Kostenlose Herausgabe von Kopien der Behandlungsunterlagen?

Regelmäßig verlangen Patienten von ihren Zahnärzten die Überlassung von Kopien der sie betreffenden Behandlungsunterlagen. Dies dient regelmäßig dazu, nach Behandlungsfehlern zu suchen und ggf. entsprechende Ansprüche zu stellen. Nicht selten steht am Ende eine Klage des Patienten gegen den Zahnarzt. Dies ist dem betroffenen Zahnarzt meist bewusst, außerdem stellt die Anfertigung der Kopien einschließlich Röntgenaufnahmen und Modellen eine erhebliche Arbeits- und Kostenbelastung dar.

630 g (2) 2 BGB bestimmt, dass der Patient „dem Behandelnden die entstandenen Kosten zu erstatten“ hat. Insofern werden meist 0,50 € pro Seite für die ersten 50 Kopien sowie Kosten für die Kopie von Röntgenbildern (z.B. USB-Stick) und Modellen sowie Portokosten berechnet.

Seit 2018 ist jedoch die europäische Datenschutzgrundverordnung (DSGVO) in Kraft. Diese gibt Betroffenen das Recht, vom für eine Datenverarbeitung verantwortlichen eine Auskunft über die über ihn gespeicherten Daten zu erhalten. Dabei ist die erste Auskunft kostenlos zu erteilen. Hieraus wird von manchen geschlossen, dass diese europäische Vorschrift dem deutschen BGB vorgeht und deshalb Ärzte ihren Patienten eine (erste) Kopie der Behandlungsunterlagen kostenlos zu erteilen haben.

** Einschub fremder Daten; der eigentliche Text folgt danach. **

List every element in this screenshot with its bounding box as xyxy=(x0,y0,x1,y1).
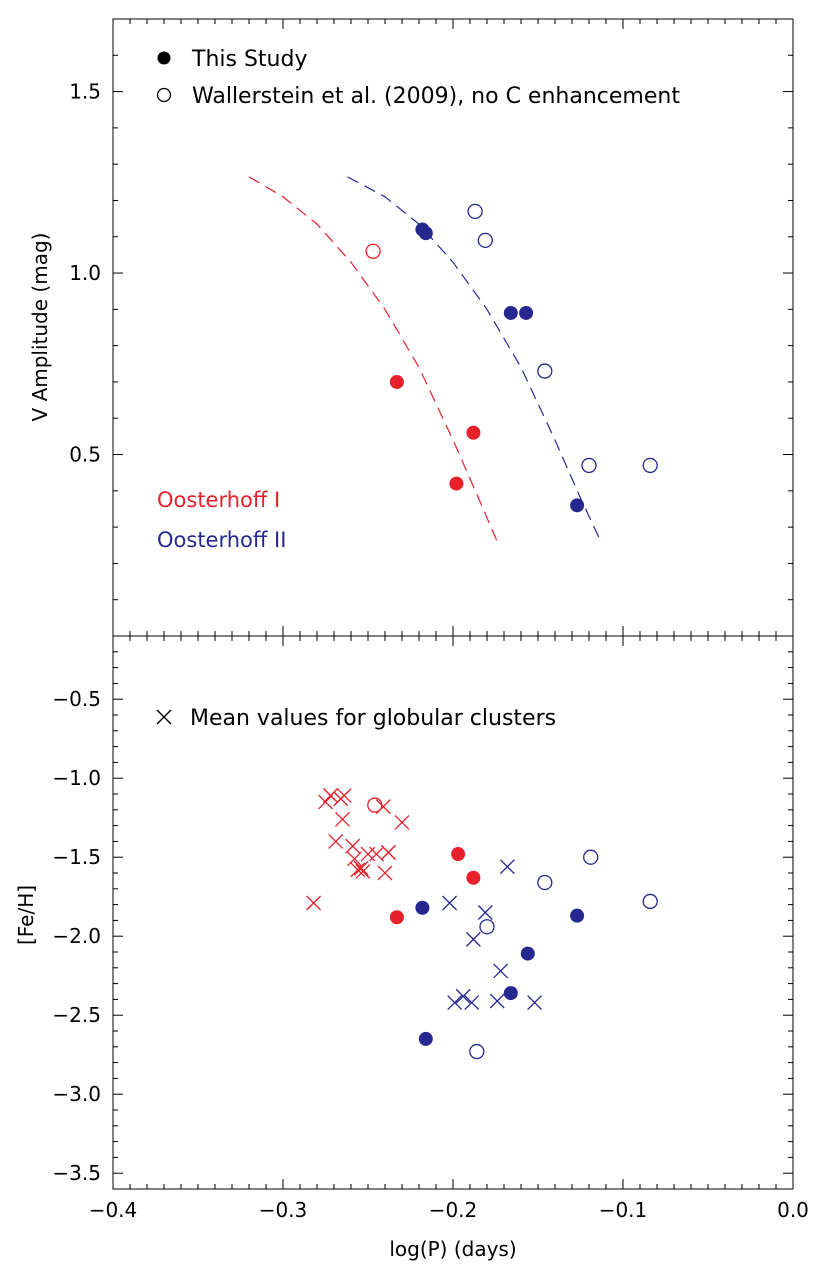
data-point-filled xyxy=(451,847,466,862)
data-point-filled xyxy=(503,986,518,1001)
data-point-filled xyxy=(570,498,585,513)
top-legend: This Study Wallerstein et al. (2009), no… xyxy=(156,47,680,109)
data-point-open xyxy=(642,457,658,474)
data-point-open xyxy=(581,457,597,474)
data-point-cross xyxy=(377,865,393,881)
data-point-open xyxy=(537,363,553,379)
data-point-cross xyxy=(442,895,458,911)
x-tick-label: −0.3 xyxy=(259,1198,308,1222)
data-point-cross xyxy=(360,846,376,862)
data-point-cross xyxy=(335,811,350,827)
data-point-filled xyxy=(466,425,481,440)
legend-cross-marker xyxy=(156,709,172,725)
legend-label-globular-clusters: Mean values for globular clusters xyxy=(190,706,556,731)
data-point-cross xyxy=(380,845,396,860)
top-panel-curves xyxy=(248,176,602,542)
y-tick-label: 1.5 xyxy=(69,80,101,104)
top-panel-ticks: 0.5 1.0 1.5 xyxy=(69,18,794,637)
top-panel-points xyxy=(365,203,658,513)
data-point-filled xyxy=(415,900,430,915)
data-point-cross xyxy=(323,788,339,804)
annotation-oosterhoff-1: Oosterhoff I xyxy=(157,488,280,512)
data-point-open xyxy=(537,874,553,891)
x-axis-label: log(P) (days) xyxy=(389,1237,516,1261)
x-tick-label: 0.0 xyxy=(777,1198,809,1222)
fit-curve-oosterhoff-1 xyxy=(248,176,498,542)
bottom-legend: Mean values for globular clusters xyxy=(156,706,556,731)
data-point-open xyxy=(477,232,493,249)
data-point-cross xyxy=(355,863,371,879)
bottom-panel-points xyxy=(306,788,658,1060)
y-tick-label: −2.5 xyxy=(52,1003,101,1027)
data-point-filled xyxy=(389,374,404,389)
data-point-cross xyxy=(328,833,344,849)
legend-label-wallerstein: Wallerstein et al. (2009), no C enhancem… xyxy=(192,84,680,109)
data-point-filled xyxy=(570,908,585,923)
data-point-cross xyxy=(394,814,410,830)
top-y-axis-label: V Amplitude (mag) xyxy=(28,233,52,422)
data-point-open xyxy=(583,849,599,865)
data-point-open xyxy=(479,919,495,935)
data-point-open xyxy=(469,1043,485,1060)
data-point-filled xyxy=(520,946,535,961)
y-tick-label: 1.0 xyxy=(69,261,101,285)
annotation-oosterhoff-2: Oosterhoff II xyxy=(157,528,286,552)
data-point-cross xyxy=(489,993,505,1009)
data-point-cross xyxy=(369,846,384,862)
x-tick-label: −0.4 xyxy=(89,1198,138,1222)
data-point-cross xyxy=(353,860,369,876)
data-point-cross xyxy=(447,995,463,1011)
fit-curve-oosterhoff-2 xyxy=(347,176,602,542)
data-point-filled xyxy=(503,305,518,320)
data-point-cross xyxy=(318,794,333,810)
x-tick-label: −0.1 xyxy=(599,1198,648,1222)
y-tick-label: 0.5 xyxy=(69,443,101,467)
data-point-filled xyxy=(418,226,433,241)
data-point-cross xyxy=(477,905,493,920)
data-point-open xyxy=(367,797,383,813)
data-point-cross xyxy=(345,838,361,854)
bottom-panel: −0.4 −0.3 −0.2 −0.1 0.0 −0.5 −1.0 −1.5 −2.0 −2.5 −… xyxy=(14,635,809,1261)
data-point-open xyxy=(467,203,483,220)
bottom-panel-ticks: −0.4 −0.3 −0.2 −0.1 0.0 −0.5 −1.0 −1.5 −2.0 −2.5 −… xyxy=(52,635,809,1222)
data-point-cross xyxy=(499,859,515,875)
y-tick-label: −3.5 xyxy=(52,1161,101,1185)
data-point-filled xyxy=(389,910,404,925)
y-tick-label: −1.0 xyxy=(52,766,101,790)
data-point-filled xyxy=(466,870,481,885)
top-panel: 0.5 1.0 1.5 This Study Wallerstein et al. … xyxy=(28,18,794,637)
data-point-cross xyxy=(493,963,509,979)
data-point-cross xyxy=(464,995,480,1011)
legend-open-circle-marker xyxy=(156,87,172,103)
y-tick-label: −1.5 xyxy=(52,845,101,869)
data-point-open xyxy=(642,893,658,910)
data-point-cross xyxy=(306,895,322,911)
x-tick-label: −0.2 xyxy=(429,1198,478,1222)
data-point-cross xyxy=(527,995,543,1011)
data-point-filled xyxy=(418,1031,433,1046)
data-point-cross xyxy=(455,988,471,1004)
legend-filled-circle-marker xyxy=(157,51,171,65)
y-tick-label: −0.5 xyxy=(52,687,101,711)
data-point-cross xyxy=(346,851,362,867)
data-point-cross xyxy=(336,788,352,804)
y-tick-label: −2.0 xyxy=(52,924,101,948)
data-point-filled xyxy=(449,476,464,491)
data-point-open xyxy=(365,243,381,259)
data-point-cross xyxy=(350,862,366,878)
data-point-filled xyxy=(519,305,534,320)
bottom-y-axis-label: [Fe/H] xyxy=(14,885,38,945)
y-tick-label: −3.0 xyxy=(52,1082,101,1106)
legend-label-this-study: This Study xyxy=(191,47,307,72)
data-point-cross xyxy=(465,931,481,947)
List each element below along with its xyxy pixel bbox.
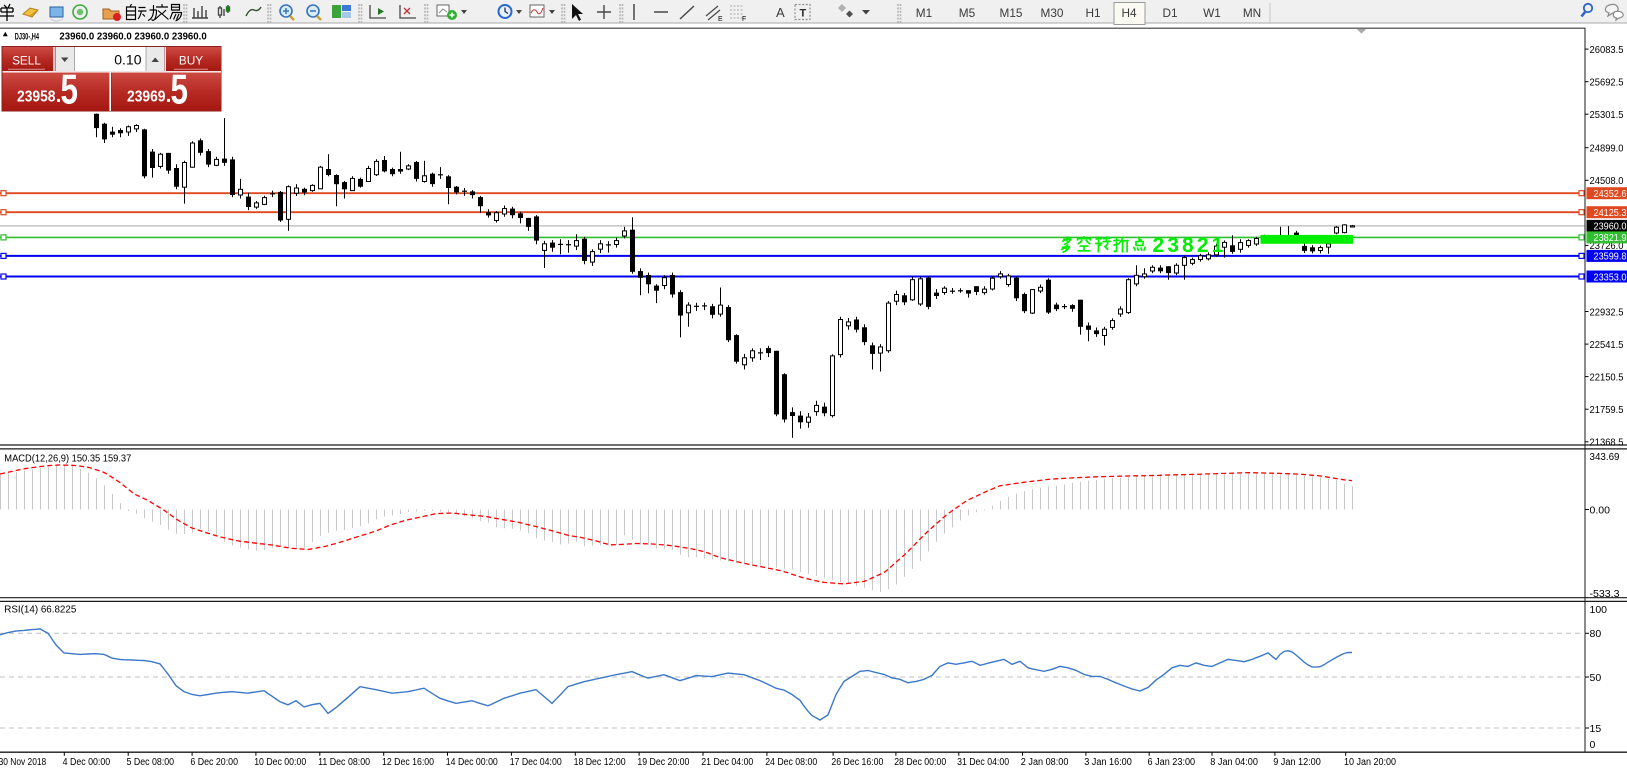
- svg-text:.: .: [166, 85, 172, 107]
- svg-text:25692.5: 25692.5: [1590, 77, 1624, 89]
- svg-text:24899.0: 24899.0: [1590, 143, 1624, 155]
- svg-text:11 Dec 08:00: 11 Dec 08:00: [318, 757, 370, 768]
- svg-text:25301.5: 25301.5: [1590, 109, 1624, 121]
- svg-text:MN: MN: [1243, 6, 1261, 20]
- svg-text:4 Dec 00:00: 4 Dec 00:00: [63, 757, 111, 768]
- svg-text:23599.8: 23599.8: [1594, 251, 1627, 263]
- svg-text:A: A: [776, 5, 785, 20]
- svg-text:31 Dec 04:00: 31 Dec 04:00: [957, 757, 1009, 768]
- svg-text:26 Dec 16:00: 26 Dec 16:00: [831, 757, 883, 768]
- svg-text:9 Jan 12:00: 9 Jan 12:00: [1273, 757, 1321, 768]
- svg-text:23960.0: 23960.0: [1594, 221, 1627, 233]
- svg-text:F: F: [742, 16, 746, 23]
- svg-text:.: .: [56, 85, 62, 107]
- svg-text:E: E: [718, 16, 723, 23]
- svg-text:D1: D1: [1162, 6, 1177, 20]
- svg-text:8 Jan 04:00: 8 Jan 04:00: [1210, 757, 1258, 768]
- svg-text:24125.3: 24125.3: [1594, 207, 1627, 219]
- svg-text:22150.5: 22150.5: [1590, 371, 1624, 383]
- svg-text:23958: 23958: [17, 89, 56, 106]
- svg-text:23821: 23821: [1153, 234, 1227, 257]
- svg-text:22932.5: 22932.5: [1590, 306, 1624, 318]
- svg-text:12 Dec 16:00: 12 Dec 16:00: [382, 757, 434, 768]
- svg-text:T: T: [800, 8, 807, 20]
- svg-text:24508.0: 24508.0: [1590, 175, 1624, 187]
- svg-text:M15: M15: [1000, 6, 1023, 20]
- svg-text:80: 80: [1590, 628, 1602, 640]
- svg-text:3 Jan 16:00: 3 Jan 16:00: [1084, 757, 1132, 768]
- svg-text:23353.0: 23353.0: [1594, 271, 1627, 283]
- svg-text:MACD(12,26,9) 150.35 159.37: MACD(12,26,9) 150.35 159.37: [4, 453, 131, 464]
- svg-text:6 Dec 20:00: 6 Dec 20:00: [190, 757, 238, 768]
- svg-text:23969: 23969: [127, 89, 166, 106]
- svg-text:17 Dec 04:00: 17 Dec 04:00: [510, 757, 562, 768]
- svg-text:100: 100: [1590, 604, 1608, 616]
- svg-text:21 Dec 04:00: 21 Dec 04:00: [701, 757, 753, 768]
- svg-text:5: 5: [171, 66, 189, 113]
- svg-text:23960.0 23960.0 23960.0 23960.: 23960.0 23960.0 23960.0 23960.0: [59, 31, 207, 42]
- svg-text:26083.5: 26083.5: [1590, 44, 1624, 56]
- svg-text:SELL: SELL: [12, 53, 41, 67]
- svg-text:BUY: BUY: [179, 53, 203, 67]
- svg-text:M1: M1: [916, 6, 932, 20]
- svg-text:50: 50: [1590, 672, 1602, 684]
- svg-text:0: 0: [1590, 739, 1596, 751]
- svg-text:343.69: 343.69: [1590, 451, 1620, 463]
- svg-text:H4: H4: [1121, 6, 1137, 20]
- svg-text:H1: H1: [1085, 6, 1100, 20]
- svg-text:21759.5: 21759.5: [1590, 404, 1624, 416]
- svg-text:RSI(14) 66.8225: RSI(14) 66.8225: [4, 604, 76, 615]
- svg-text:21368.5: 21368.5: [1590, 437, 1624, 449]
- svg-text:19 Dec 20:00: 19 Dec 20:00: [637, 757, 689, 768]
- svg-text:5 Dec 08:00: 5 Dec 08:00: [127, 757, 175, 768]
- svg-text:24352.6: 24352.6: [1594, 188, 1627, 200]
- svg-text:0.10: 0.10: [114, 52, 141, 68]
- svg-text:W1: W1: [1203, 6, 1221, 20]
- svg-text:2 Jan 08:00: 2 Jan 08:00: [1021, 757, 1069, 768]
- svg-text:-533.3: -533.3: [1590, 588, 1620, 600]
- svg-text:M30: M30: [1041, 6, 1064, 20]
- svg-text:M5: M5: [959, 6, 976, 20]
- svg-text:0.00: 0.00: [1590, 504, 1611, 516]
- svg-text:23821.9: 23821.9: [1594, 232, 1627, 244]
- svg-text:10 Jan 20:00: 10 Jan 20:00: [1344, 757, 1396, 768]
- svg-text:14 Dec 00:00: 14 Dec 00:00: [446, 757, 498, 768]
- svg-text:22541.5: 22541.5: [1590, 339, 1624, 351]
- svg-text:6 Jan 23:00: 6 Jan 23:00: [1148, 757, 1196, 768]
- svg-text:30 Nov 2018: 30 Nov 2018: [0, 757, 47, 768]
- svg-text:5: 5: [61, 66, 79, 113]
- svg-text:10 Dec 00:00: 10 Dec 00:00: [254, 757, 306, 768]
- svg-text:15: 15: [1590, 723, 1602, 735]
- svg-text:24 Dec 08:00: 24 Dec 08:00: [765, 757, 817, 768]
- svg-text:28 Dec 00:00: 28 Dec 00:00: [894, 757, 946, 768]
- svg-text:DJ30-,H4: DJ30-,H4: [15, 31, 40, 41]
- svg-text:18 Dec 12:00: 18 Dec 12:00: [574, 757, 626, 768]
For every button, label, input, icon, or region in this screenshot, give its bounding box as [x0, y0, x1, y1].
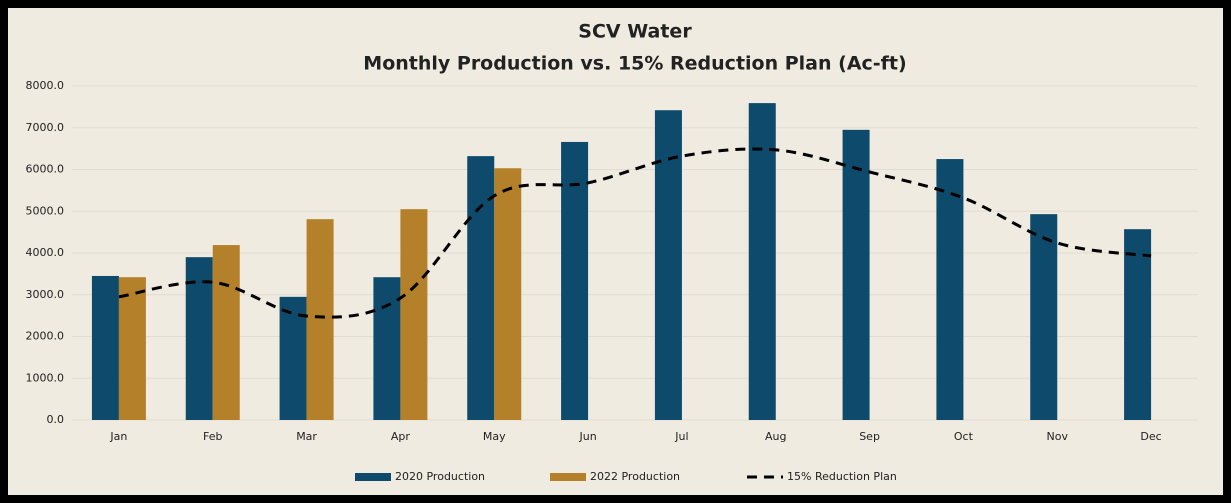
x-tick-label: Aug: [765, 430, 786, 443]
y-tick-label: 5000.0: [26, 204, 65, 217]
y-tick-label: 3000.0: [26, 288, 65, 301]
x-tick-label: May: [483, 430, 506, 443]
x-tick-label: Apr: [391, 430, 411, 443]
bar: [467, 156, 495, 420]
x-tick-label: Feb: [203, 430, 222, 443]
bar: [306, 219, 334, 420]
y-tick-label: 0.0: [47, 413, 65, 426]
x-tick-label: Sep: [859, 430, 880, 443]
bar: [212, 245, 240, 420]
legend-swatch: [550, 473, 586, 481]
legend-label: 2022 Production: [590, 470, 680, 483]
y-tick-label: 2000.0: [26, 330, 65, 343]
x-tick-label: Mar: [296, 430, 317, 443]
bar: [494, 168, 522, 420]
x-tick-label: Jul: [674, 430, 688, 443]
bar: [1030, 214, 1058, 420]
bar: [1124, 229, 1152, 420]
y-tick-label: 6000.0: [26, 163, 65, 176]
bar: [842, 129, 870, 420]
x-tick-label: Dec: [1140, 430, 1161, 443]
bar: [936, 159, 964, 420]
y-tick-label: 1000.0: [26, 371, 65, 384]
y-tick-label: 7000.0: [26, 121, 65, 134]
bar: [279, 296, 307, 420]
legend-swatch: [355, 473, 391, 481]
legend-label: 15% Reduction Plan: [787, 470, 897, 483]
chart-subtitle: Monthly Production vs. 15% Reduction Pla…: [363, 53, 906, 75]
bar: [373, 277, 401, 420]
bar: [400, 209, 428, 420]
x-tick-label: Nov: [1047, 430, 1069, 443]
bar: [118, 277, 146, 420]
legend-label: 2020 Production: [395, 470, 485, 483]
chart-title: SCV Water: [578, 21, 692, 43]
line: [118, 147, 1152, 319]
bar: [91, 275, 119, 420]
bar: [748, 103, 776, 421]
y-tick-label: 8000.0: [26, 79, 65, 92]
y-tick-label: 4000.0: [26, 246, 65, 259]
x-tick-label: Oct: [954, 430, 974, 443]
bar: [561, 141, 589, 420]
x-tick-label: Jun: [578, 430, 596, 443]
x-tick-label: Jan: [109, 430, 127, 443]
bar: [185, 257, 213, 420]
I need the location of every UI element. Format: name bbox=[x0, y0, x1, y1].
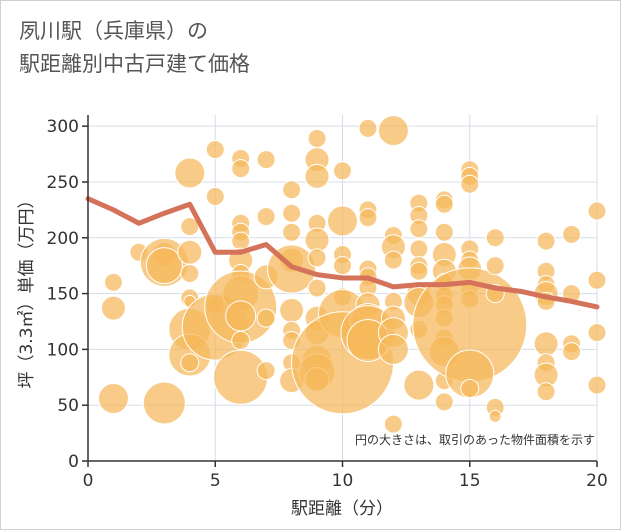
bubble-point bbox=[256, 308, 276, 328]
x-tick-label: 0 bbox=[83, 471, 94, 491]
y-axis-label: 坪（3.3㎡）単価（万円） bbox=[17, 191, 37, 388]
y-tick-label: 300 bbox=[47, 117, 79, 137]
bubble-point bbox=[205, 140, 225, 160]
bubble-point bbox=[485, 256, 505, 276]
bubble-point bbox=[180, 217, 200, 237]
bubble-point bbox=[409, 219, 429, 239]
axis-layer: 0 50 100 150 200 250 300 0 5 10 15 20 bbox=[47, 115, 608, 491]
bubble-point bbox=[205, 186, 225, 206]
average-line-layer bbox=[85, 196, 600, 310]
bubble-point bbox=[282, 203, 302, 223]
bubble-point bbox=[383, 414, 403, 434]
bubble-point bbox=[587, 270, 607, 290]
x-tick-label: 15 bbox=[459, 471, 481, 491]
bubble-point bbox=[485, 228, 505, 248]
bubble-point bbox=[377, 333, 409, 365]
bubble-point bbox=[231, 330, 251, 350]
bubble-point bbox=[307, 278, 327, 298]
y-tick-label: 200 bbox=[47, 229, 79, 249]
bubble-point bbox=[460, 378, 480, 398]
bubble-point bbox=[377, 115, 409, 147]
x-tick-label: 5 bbox=[210, 471, 221, 491]
bubble-point bbox=[256, 150, 276, 170]
y-tick-label: 0 bbox=[68, 452, 79, 472]
bubble-point bbox=[409, 239, 429, 259]
bubble-point bbox=[103, 272, 123, 292]
bubble-point bbox=[282, 180, 302, 200]
x-tick-label: 10 bbox=[332, 471, 354, 491]
bubble-point bbox=[333, 256, 352, 276]
bubble-point bbox=[180, 263, 200, 283]
bubble-layer bbox=[97, 115, 607, 434]
bubble-point bbox=[279, 297, 305, 323]
bubble-point bbox=[177, 239, 203, 265]
bubble-point bbox=[409, 261, 429, 281]
bubble-point bbox=[587, 375, 607, 395]
bubble-point bbox=[145, 247, 183, 285]
bubble-point bbox=[307, 128, 327, 148]
chart-title: 夙川駅（兵庫県）の 駅距離別中古戸建て価格 bbox=[19, 15, 250, 81]
bubble-point bbox=[333, 161, 352, 181]
bubble-point bbox=[307, 248, 327, 268]
bubble-point bbox=[304, 163, 330, 189]
bubble-point bbox=[231, 231, 251, 251]
bubble-point bbox=[536, 382, 556, 402]
bubble-point bbox=[97, 382, 129, 414]
bubble-point bbox=[533, 331, 559, 357]
bubble-point bbox=[100, 295, 126, 321]
bubble-point bbox=[383, 250, 403, 270]
y-tick-label: 100 bbox=[47, 340, 79, 360]
bubble-point bbox=[231, 159, 251, 179]
bubble-point bbox=[562, 224, 582, 244]
bubble-point bbox=[327, 205, 358, 237]
bubble-point bbox=[587, 201, 607, 221]
chart-title-line-2: 駅距離別中古戸建て価格 bbox=[19, 52, 250, 76]
bubble-point bbox=[225, 300, 257, 332]
x-tick-label: 20 bbox=[586, 471, 608, 491]
y-tick-label: 250 bbox=[47, 173, 79, 193]
size-annotation: 円の大きさは、取引のあった物件面積を示す bbox=[355, 432, 595, 447]
bubble-point bbox=[174, 157, 206, 189]
bubble-point bbox=[536, 231, 556, 251]
bubble-point bbox=[460, 174, 480, 194]
bubble-point bbox=[358, 118, 378, 138]
y-tick-label: 50 bbox=[57, 396, 79, 416]
bubble-point bbox=[358, 208, 378, 228]
bubble-point bbox=[434, 222, 454, 242]
bubble-point bbox=[434, 392, 454, 412]
y-tick-label: 150 bbox=[47, 285, 79, 305]
bubble-point bbox=[562, 342, 582, 362]
bubble-point bbox=[256, 361, 276, 381]
bubble-point bbox=[587, 323, 607, 343]
bubble-point bbox=[180, 353, 200, 373]
bubble-point bbox=[142, 381, 186, 425]
bubble-point bbox=[403, 369, 435, 401]
bubble-point bbox=[488, 409, 502, 423]
bubble-point bbox=[434, 194, 454, 214]
average-price-line bbox=[85, 196, 600, 310]
bubble-point bbox=[256, 207, 276, 227]
chart-title-line-1: 夙川駅（兵庫県）の bbox=[19, 19, 208, 43]
x-axis-label: 駅距離（分） bbox=[291, 499, 393, 519]
bubble-point bbox=[282, 222, 302, 242]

Dieser Schluss ist aber keineswegs zwingend: Der Bundesgerichtshof (BGH), das höchste deutsche Gericht in Zivilsachen, hat diese Frage dem Europäischen Gerichtshof (EuGH) vorgelegt (AZ. VI ZR 1352/20). U.a. stellt der BGH darauf ab, dass das Auskunftsrecht nach DSGVO dem Datenschutz diene, während die Vorlage von Patientenunterlagen der Prüfung auf Behandlungsfehler. Schließlich geht es den anfordernden Patienten wohl nie darum, ob der Zahnarzt seine Daten zu Recht verarbeitet. Weiter stelle sich u.a. die Frage, ob nicht die deutsche Vorschrift des § 630 g (2) 2 BGB eine legitime Beschränkung der generellen DSGVO darstelle.

Eine Antwort des EuGH steht noch aus. Deshalb ist derzeit entgegen einer verbreiteten Meinung keineswegs sicher, dass Zahnärzte Kopien der Behandlungsunterlagen kostenlos zur Verfügung stellen müssen. Ob es sinnvoll ist, wegen möglicherweise wenigen Euro einen Rechtsstreit zu führen, ist eine andere Frage.